I do realize that some people have fun at weddings.  The main difference is that they know many of the other people at that wedding, and there is an open bar. Weddings/showers, etc, in which the attendee (me) knows very few of the other attendees (the weirdos) are lots less fun, but lots more awkward to make up for it.

I patiently suffered through a baby shower.  My friend, the pregnant one, is great.  I like her very much, hence the reason she and I have kept in touch since high school, an unmatched feat.  The only folks there other than preggo, her mom, sis and hubby that I knew were people I'd met at her wedding last year. The vast majority of them are married and have kids.  It was a co-ed shower, about twenty adults, and about five infants/toddlers around.  I'm lucky to have escaped without the plague or vomit on me.

If you are unaware of the phenomena I'm about the explain it's either because you have kids that you had early, or you live outside the US.  When you've made it to your thirties and your aren't married and aren't dragging around any germ factories children, you are in a separate class from those of your age who are.

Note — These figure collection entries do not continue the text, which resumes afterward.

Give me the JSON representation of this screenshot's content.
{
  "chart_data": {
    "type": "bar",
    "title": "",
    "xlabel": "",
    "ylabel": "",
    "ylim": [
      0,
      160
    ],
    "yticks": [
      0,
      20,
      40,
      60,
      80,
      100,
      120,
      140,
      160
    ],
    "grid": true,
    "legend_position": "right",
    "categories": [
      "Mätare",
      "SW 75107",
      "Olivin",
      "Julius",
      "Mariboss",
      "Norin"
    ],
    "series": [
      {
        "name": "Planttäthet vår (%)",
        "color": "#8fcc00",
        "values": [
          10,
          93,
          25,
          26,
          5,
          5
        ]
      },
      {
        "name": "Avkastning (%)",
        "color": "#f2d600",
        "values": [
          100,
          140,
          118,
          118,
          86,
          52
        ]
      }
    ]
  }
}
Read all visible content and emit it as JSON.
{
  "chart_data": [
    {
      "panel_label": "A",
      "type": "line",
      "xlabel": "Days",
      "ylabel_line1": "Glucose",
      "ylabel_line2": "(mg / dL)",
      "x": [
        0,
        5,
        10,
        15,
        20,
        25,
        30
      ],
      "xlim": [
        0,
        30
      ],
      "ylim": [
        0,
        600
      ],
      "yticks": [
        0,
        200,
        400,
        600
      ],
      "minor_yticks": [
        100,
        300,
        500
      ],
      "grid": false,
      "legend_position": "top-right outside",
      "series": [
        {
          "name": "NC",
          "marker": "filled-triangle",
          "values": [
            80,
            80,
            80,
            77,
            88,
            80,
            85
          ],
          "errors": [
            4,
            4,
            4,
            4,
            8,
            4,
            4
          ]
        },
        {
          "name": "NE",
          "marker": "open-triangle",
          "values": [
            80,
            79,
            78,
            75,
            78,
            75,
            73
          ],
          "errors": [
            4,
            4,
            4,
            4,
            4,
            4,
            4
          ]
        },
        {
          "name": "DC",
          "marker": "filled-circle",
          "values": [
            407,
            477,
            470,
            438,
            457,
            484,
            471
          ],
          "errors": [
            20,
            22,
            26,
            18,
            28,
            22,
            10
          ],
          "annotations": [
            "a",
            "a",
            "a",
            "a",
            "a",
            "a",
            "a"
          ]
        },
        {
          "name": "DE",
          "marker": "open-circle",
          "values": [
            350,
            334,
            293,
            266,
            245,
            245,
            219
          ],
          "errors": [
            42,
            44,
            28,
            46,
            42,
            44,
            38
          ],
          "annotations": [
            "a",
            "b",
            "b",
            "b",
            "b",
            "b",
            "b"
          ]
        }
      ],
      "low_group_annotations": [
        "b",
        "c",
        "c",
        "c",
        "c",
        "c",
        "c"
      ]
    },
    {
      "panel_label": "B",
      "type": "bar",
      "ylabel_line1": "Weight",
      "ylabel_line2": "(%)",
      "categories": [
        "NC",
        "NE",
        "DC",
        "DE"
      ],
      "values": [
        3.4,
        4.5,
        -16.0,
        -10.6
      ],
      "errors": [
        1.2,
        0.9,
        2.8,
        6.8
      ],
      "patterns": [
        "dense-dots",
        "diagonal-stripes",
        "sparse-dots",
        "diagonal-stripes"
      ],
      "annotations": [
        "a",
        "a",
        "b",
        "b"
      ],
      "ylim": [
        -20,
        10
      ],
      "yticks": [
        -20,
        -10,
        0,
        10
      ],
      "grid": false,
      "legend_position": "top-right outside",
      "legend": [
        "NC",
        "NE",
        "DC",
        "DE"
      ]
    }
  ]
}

I find I have little in common with people generally, and much less with the married mothers and fathers in the group.  How about 3 days at Bumbershoot? Oh, Jimmy is sick? Sorry about that.  I'll send you the photos.  I'm off to Spokane/Missoula/Nebraska/whoknowswhere for months for work. Oh, you can't move about because you have a mortgage and your kids are in school?  I'll send you a postcard.  See where I'm heading with this?

My mother asked me if my biological class was ticking loudly.  My reply, verbatim:  If you mean is it ticking down (the time) until I can leave, yes.  If you mean do I want one of those (babies), no.

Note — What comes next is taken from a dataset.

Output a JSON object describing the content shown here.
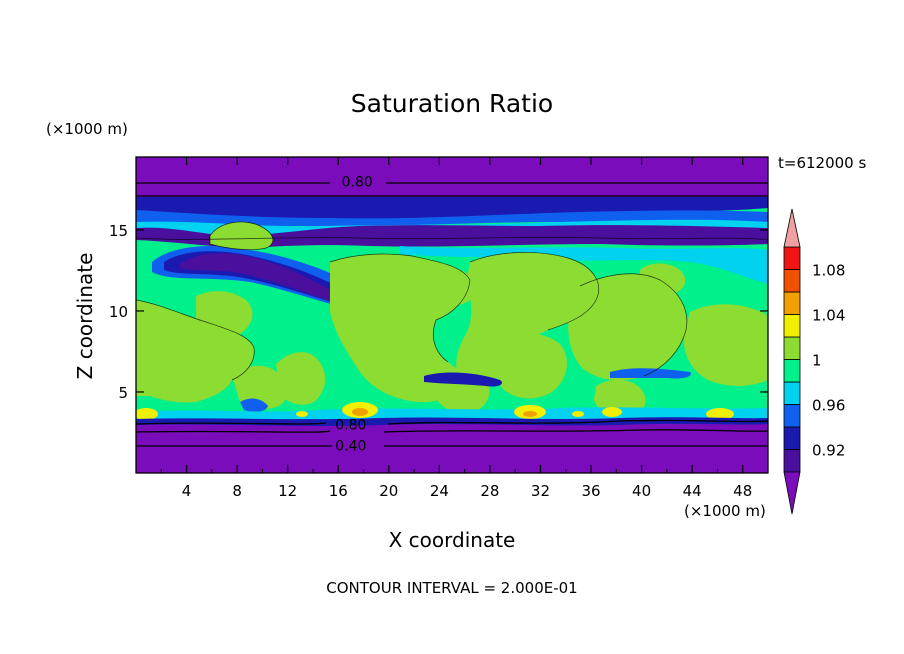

I didn't know those people and being in the same room with them, some blue clothes pins, cupcakes and a pregnant woman was not going to change that.  I'd have loved to meet preggo, just the two of us, but schedules don't seems to be allowing for that.  I'd have much preferred to give her a gift then and actually have the opportunity to chat to her.  Instead, during the gift competition, I waved from across the room and had two minutes of talk as I said goodbye and peeled out after two and a half (long, dreadful, painful, excruciating) hours.

I treat myself to some beer on the way home at Powerhouse Brewery in Puyallup.  A growler full of their Scottish Ale is chilling in the fridge now.  Almost makes the whole thing worth it.